Slowly, the continued darkness reveals a fragile and broken line that spans across our field of vision, whilst our senses are penetrated by a high, unearthly sound. This mechanical chattering that twitters irritatingly on the edge of hearing, rising and falling in volume, there and not there, demands our full attention and as a sound we are reminded of the earlier force of the explosion – unreal, manmade and synthetic.
What unfolds thereafter could be described as a highly aesthetic and beautiful death driven fear of nothingness, of the end of things. As formal sets of choreographed lines slowly play across the screen, space and perception alter continuously and a sense of suspense and instability manifests itself. We are witnessing a dance of death that cuts the heavens into portions and having divided it up, fades away just to be replaced. Finally a single, unreal vertical line remains that unlike earlier horizontal or diagonal compositions evokes a sense of finality.
To a certain age group the subject of Sky Lines might be reminiscent of films of the cold war and its fear of a possible nuclear exchange. A yet earlier age group might recall the contrails of World War II highflying bombers. The repetitive drone of their vast aerial formations being akin to the mechanical sound described above. Much later the twin towers attack created the conditions of flying machines and disaster, of a loss of control and order and our descent to the condition of the fantastic and unbelievable. ‘…Lucifer’s greatest work of Art’, Karlheinz Stockhausen.
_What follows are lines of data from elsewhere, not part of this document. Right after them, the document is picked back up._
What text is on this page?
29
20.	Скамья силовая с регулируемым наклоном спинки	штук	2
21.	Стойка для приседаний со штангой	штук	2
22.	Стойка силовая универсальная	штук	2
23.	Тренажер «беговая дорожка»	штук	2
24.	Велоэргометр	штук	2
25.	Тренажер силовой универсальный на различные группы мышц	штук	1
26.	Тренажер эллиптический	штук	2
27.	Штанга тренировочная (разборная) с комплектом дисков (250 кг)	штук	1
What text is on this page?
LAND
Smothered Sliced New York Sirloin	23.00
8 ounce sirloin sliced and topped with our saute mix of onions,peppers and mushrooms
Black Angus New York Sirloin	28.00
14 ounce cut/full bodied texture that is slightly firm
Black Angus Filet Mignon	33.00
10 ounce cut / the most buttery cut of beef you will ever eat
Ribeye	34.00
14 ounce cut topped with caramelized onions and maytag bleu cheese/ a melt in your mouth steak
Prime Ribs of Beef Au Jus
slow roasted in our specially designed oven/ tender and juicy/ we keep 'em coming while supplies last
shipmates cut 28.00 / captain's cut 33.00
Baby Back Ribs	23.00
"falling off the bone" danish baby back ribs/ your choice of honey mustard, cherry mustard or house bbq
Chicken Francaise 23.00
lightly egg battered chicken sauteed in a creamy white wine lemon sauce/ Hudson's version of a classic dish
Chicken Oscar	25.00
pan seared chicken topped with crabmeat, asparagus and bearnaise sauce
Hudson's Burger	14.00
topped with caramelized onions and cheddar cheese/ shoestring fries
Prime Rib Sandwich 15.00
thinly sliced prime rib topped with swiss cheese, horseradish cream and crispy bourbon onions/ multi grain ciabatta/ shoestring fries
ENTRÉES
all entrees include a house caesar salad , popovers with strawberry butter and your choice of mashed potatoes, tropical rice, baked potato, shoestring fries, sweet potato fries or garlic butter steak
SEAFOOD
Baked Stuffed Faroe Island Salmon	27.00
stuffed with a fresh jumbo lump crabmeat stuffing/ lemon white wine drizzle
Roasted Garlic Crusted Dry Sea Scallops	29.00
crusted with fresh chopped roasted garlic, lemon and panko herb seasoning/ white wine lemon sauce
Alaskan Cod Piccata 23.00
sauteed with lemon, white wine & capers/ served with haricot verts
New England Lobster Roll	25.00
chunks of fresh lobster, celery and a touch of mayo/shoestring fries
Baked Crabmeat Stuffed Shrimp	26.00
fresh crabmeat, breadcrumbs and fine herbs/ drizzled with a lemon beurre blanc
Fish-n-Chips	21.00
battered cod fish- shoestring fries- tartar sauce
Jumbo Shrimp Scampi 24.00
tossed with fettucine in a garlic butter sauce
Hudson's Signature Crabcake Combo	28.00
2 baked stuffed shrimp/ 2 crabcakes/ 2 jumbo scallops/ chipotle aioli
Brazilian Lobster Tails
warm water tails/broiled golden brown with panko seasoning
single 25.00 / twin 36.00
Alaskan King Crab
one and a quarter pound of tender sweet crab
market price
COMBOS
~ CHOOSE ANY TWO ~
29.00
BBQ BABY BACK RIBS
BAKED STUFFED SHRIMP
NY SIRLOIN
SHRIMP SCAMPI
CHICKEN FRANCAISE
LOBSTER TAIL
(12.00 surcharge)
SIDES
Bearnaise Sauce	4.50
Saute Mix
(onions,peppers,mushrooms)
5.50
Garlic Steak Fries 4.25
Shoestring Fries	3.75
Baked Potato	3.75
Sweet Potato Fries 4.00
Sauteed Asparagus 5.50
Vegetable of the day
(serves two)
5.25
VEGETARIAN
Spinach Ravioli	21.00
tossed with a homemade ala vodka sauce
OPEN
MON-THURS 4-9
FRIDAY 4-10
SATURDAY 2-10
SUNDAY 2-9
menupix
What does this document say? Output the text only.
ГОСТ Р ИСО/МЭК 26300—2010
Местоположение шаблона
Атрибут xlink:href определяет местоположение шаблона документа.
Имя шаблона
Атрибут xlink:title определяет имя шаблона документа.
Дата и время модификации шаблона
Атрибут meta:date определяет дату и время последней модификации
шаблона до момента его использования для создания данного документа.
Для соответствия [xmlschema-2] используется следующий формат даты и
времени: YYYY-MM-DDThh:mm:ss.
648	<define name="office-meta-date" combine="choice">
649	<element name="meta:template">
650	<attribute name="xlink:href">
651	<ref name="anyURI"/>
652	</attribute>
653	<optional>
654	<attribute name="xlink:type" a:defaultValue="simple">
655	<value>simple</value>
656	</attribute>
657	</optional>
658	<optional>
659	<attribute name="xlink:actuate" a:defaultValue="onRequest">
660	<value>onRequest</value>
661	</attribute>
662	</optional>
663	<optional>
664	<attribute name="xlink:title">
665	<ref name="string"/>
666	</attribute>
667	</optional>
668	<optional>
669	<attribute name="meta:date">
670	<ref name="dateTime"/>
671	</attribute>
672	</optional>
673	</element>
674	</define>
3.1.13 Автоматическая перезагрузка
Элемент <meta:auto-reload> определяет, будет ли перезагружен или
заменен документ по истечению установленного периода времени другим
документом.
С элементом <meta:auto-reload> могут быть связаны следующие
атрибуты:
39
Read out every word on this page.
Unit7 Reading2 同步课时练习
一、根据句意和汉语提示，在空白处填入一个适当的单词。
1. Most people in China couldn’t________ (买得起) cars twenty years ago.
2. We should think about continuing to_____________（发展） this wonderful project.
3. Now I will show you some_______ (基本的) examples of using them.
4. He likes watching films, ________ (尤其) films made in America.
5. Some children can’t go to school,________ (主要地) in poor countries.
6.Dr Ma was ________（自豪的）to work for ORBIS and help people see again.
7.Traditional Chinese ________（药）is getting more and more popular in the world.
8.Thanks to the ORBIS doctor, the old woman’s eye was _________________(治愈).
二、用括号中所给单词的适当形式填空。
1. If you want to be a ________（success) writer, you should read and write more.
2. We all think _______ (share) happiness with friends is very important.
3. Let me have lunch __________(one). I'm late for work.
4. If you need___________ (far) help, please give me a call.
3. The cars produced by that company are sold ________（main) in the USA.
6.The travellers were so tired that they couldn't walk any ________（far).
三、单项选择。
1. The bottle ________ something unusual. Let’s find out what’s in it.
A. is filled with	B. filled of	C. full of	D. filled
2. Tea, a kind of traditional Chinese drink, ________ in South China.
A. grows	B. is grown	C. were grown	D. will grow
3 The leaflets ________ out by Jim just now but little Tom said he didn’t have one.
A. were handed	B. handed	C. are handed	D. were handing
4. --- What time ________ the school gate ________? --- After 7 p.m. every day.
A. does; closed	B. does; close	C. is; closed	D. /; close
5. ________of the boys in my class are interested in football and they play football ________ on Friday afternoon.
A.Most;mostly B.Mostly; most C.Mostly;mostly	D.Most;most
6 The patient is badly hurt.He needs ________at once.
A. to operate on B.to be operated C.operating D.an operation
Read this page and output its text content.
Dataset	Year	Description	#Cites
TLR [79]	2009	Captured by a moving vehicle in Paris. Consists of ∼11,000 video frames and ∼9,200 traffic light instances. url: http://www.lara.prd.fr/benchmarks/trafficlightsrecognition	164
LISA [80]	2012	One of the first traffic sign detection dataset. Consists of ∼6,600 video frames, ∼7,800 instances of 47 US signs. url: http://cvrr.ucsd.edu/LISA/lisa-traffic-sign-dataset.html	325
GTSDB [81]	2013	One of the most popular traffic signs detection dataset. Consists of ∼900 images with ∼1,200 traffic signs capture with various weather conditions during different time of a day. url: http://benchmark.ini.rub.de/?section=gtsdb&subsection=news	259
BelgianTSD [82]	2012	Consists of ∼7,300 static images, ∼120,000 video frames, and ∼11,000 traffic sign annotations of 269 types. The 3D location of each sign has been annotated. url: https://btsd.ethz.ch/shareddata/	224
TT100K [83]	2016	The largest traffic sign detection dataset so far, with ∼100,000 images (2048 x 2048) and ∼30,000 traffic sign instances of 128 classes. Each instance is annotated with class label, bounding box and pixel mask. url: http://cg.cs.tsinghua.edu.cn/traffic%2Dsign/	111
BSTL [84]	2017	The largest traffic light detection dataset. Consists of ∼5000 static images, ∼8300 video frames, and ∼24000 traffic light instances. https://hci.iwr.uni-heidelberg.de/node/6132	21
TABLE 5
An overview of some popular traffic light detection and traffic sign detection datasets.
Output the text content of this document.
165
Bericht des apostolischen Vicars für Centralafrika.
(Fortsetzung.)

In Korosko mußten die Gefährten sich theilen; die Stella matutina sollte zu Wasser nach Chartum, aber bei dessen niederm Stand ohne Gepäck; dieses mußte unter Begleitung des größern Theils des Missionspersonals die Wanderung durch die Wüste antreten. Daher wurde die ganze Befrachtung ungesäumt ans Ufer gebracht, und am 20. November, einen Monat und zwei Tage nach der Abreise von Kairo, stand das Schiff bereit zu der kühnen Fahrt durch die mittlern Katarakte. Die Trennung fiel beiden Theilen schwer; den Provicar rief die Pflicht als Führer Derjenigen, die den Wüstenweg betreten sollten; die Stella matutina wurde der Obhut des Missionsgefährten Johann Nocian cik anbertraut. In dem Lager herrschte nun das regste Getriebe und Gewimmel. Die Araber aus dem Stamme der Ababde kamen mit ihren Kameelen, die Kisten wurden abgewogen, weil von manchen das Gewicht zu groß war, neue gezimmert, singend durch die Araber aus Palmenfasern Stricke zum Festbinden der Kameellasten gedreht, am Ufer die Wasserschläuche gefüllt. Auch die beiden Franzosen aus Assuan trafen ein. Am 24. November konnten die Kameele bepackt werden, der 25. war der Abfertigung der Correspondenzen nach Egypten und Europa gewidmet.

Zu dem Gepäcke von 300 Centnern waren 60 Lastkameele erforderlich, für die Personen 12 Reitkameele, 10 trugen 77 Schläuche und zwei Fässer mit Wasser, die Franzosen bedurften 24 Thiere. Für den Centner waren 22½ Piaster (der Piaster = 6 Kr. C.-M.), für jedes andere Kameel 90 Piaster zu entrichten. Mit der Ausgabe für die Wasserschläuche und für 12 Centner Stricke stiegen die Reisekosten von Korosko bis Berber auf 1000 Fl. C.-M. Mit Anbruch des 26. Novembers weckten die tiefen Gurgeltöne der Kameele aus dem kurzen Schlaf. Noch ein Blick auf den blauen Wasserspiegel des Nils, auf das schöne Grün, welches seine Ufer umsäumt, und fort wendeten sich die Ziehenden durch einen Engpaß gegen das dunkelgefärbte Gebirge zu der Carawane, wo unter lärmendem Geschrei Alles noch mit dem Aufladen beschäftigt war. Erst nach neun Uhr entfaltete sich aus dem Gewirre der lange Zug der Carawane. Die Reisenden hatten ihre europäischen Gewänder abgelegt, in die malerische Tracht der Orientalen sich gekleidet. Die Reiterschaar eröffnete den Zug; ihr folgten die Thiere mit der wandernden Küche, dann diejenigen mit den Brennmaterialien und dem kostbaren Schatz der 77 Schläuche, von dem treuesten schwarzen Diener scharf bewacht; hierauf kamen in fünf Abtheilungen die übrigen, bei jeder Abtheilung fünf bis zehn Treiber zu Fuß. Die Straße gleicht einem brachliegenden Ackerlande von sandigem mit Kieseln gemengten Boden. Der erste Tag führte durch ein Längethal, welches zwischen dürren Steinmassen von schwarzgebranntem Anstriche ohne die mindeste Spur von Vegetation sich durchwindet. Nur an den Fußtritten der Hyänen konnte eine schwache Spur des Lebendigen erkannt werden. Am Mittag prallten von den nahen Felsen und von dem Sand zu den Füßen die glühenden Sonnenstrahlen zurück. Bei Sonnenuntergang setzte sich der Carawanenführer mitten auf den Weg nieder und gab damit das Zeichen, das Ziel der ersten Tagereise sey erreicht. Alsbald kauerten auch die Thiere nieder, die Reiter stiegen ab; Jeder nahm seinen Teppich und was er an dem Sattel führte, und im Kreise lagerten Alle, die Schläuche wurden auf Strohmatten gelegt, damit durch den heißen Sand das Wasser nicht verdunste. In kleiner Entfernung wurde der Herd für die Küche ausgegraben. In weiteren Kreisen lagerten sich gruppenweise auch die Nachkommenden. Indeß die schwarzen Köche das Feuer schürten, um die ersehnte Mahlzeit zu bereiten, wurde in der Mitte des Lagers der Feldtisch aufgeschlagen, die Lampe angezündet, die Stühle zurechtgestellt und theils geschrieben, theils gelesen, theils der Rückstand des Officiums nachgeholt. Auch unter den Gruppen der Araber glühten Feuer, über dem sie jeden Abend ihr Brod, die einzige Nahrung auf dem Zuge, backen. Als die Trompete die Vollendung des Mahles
In Poulain’s film Sky Lines the awful is not seen, but the sensational Lucifer is there nonetheless. He is waiting just around the corner for all of us. This is our anxiety, something Jacques Derrida has coined ‘Hauntology’.
Douglas Allsop 2014
TRAILER
With its spatial constructions and its formations of lines, ‘Sky Lines’ is reminiscent of Russian avant-garde artists, such as Malewitsch, Rodtschenko and Popowa (also of objects of Brancusi) – a suprematist film poem of its time.